The Environment is Comfortable, but the Treatment isn’t Easy
Aphasia House’s clients receive intensive therapy four days a week, four hours a day for six weeks. They work one-on-one with Whiteside and her team of clinicians, all UCF graduate students. But not all the work is done on site. At a nearby restaurant, clients face their fears—by ordering a meal. Communicating with family or sympathetic clinicians is one thing, but facing an impatient server adds a layer of stress. But this is the point, to return to living a normal life. And once this hurdle is cleared, when the meal is ordered and on its way, this sense of accomplishment often leads to more success.
Clinicians are also encouraged to use their imaginations to develop innovative therapeutic techniques. Carroll says, “We used the iPad quite frequently. I would preprogram the target sentences, and the client would use those as the stimuli for melodic intonation therapy, which requires the client to tap out the syllables of the phrase or sentence he or she wants to say.”
Keating, too, turned to technology in planning her client’s therapy. She made a video of just her mouth saying simple words and phrases. “Ball.” “Computer.” “Kitchen.” Her client watched the video intently, working hard to emulate the way Keating’s mouth and lips moved. Keating recalls with pride, “It worked.”
For client Schweikert, the entire approach worked. She completed her second, six-week session, and her clear, confident voice conveys true pride in her achievement. “I did a lot better than I ever thought I would. But it was about the fourth week when I said, ‘Oh my gosh!’ and realized that all of a sudden, I could talk again.”
That type of breakthrough is great, but it is only the beginning. Whiteside explains, “We are concerned with how the loss of language changes one’s ability to participate in life.
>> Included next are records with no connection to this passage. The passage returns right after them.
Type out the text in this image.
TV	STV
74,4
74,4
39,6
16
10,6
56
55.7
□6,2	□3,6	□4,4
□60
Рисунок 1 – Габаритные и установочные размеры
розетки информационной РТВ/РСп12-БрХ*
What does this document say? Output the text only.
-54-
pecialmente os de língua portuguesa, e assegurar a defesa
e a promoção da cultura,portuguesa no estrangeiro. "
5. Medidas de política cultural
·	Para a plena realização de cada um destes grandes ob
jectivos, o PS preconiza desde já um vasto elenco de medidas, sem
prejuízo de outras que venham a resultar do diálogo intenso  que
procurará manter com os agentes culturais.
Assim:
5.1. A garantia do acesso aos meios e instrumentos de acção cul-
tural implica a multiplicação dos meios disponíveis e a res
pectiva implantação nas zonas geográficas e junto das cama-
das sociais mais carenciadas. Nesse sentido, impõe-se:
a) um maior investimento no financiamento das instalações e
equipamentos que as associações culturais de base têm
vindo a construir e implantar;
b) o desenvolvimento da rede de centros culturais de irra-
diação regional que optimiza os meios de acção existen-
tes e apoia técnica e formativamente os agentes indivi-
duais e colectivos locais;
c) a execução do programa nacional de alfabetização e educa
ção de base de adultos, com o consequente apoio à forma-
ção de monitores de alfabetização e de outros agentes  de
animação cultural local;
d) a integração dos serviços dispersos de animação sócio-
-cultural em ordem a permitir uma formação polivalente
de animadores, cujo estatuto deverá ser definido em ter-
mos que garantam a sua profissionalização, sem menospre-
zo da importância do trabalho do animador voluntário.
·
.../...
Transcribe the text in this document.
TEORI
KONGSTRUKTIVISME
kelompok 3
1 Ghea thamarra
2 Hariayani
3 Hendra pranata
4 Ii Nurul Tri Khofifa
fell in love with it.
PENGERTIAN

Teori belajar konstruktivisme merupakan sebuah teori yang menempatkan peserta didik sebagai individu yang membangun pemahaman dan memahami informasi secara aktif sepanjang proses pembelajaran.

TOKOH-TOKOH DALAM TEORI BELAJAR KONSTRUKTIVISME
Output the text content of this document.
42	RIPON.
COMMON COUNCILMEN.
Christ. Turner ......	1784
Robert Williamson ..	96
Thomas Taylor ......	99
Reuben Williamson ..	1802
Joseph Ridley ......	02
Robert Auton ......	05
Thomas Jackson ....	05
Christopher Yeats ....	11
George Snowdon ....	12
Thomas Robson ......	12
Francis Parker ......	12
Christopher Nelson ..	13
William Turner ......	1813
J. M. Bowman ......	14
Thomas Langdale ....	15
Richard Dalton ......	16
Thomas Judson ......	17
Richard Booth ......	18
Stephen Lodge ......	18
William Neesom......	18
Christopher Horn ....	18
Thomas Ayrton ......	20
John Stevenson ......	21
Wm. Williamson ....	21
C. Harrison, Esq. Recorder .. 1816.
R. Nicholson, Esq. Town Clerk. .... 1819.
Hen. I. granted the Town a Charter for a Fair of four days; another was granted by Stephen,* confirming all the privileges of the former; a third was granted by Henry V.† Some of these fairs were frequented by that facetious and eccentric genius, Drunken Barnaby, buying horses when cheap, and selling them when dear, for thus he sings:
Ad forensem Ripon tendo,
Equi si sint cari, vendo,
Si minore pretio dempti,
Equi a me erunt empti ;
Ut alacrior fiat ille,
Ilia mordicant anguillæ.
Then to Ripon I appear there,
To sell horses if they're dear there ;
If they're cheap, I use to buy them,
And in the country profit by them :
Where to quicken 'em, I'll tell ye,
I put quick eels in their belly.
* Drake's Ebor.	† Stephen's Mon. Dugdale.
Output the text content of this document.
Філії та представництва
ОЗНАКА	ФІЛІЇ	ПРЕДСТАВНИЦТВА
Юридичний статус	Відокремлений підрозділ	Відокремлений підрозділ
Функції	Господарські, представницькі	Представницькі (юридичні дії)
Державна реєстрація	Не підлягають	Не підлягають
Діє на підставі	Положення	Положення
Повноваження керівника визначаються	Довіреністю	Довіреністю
The goal of Aphasia House isn’t simply to get people talking again. It is to get people working, spending time with friends, going bowling, baking with their grandchildren, tinkering with their cars. The goal is to get them living again.”
Now, Schweikert’s goal is to regain her fine motor skills so that she can paint again. And the confidence she has gained from her time at Aphasia House will certainly help her fulfill that goal.
But the clients aren’t the only ones changed by their experience here. “One thing Aphasia House taught me about patient care,” Barbarossa says, “is to be my client’s greatest listener. As a 23-year-old preparing to embark in the real world, I learned how to effectively communicate with adults, both with and without communication disorders.”
The impact that Aphasia House has had on so many people—clients, their families, Whiteside’s students and herself—is clearly something she takes great pride in. In ways she probably never could have anticipated when the idea first came to her almost 40 years ago, Whiteside has built a house where dreams really do come true. ✦
What is Aphasia?
Aphasia is an acquired communication disorder that impairs a person’s ability to process language, but does not affect intelligence. Aphasia impairs the ability to speak and understand others, and most people with aphasia experience difficulty reading and writing.
What Causes Aphasia?
The most common cause of aphasia is stroke (about 25 to 40 percent of stroke survivors acquire aphasia). It can also result from head injury, a brain tumor or other neurological causes.
How Common is Aphasia?
Aphasia affects about 1 million Americans, or one in 250 people—making it more common than Parkinson’s disease, cerebral palsy or muscular dystrophy.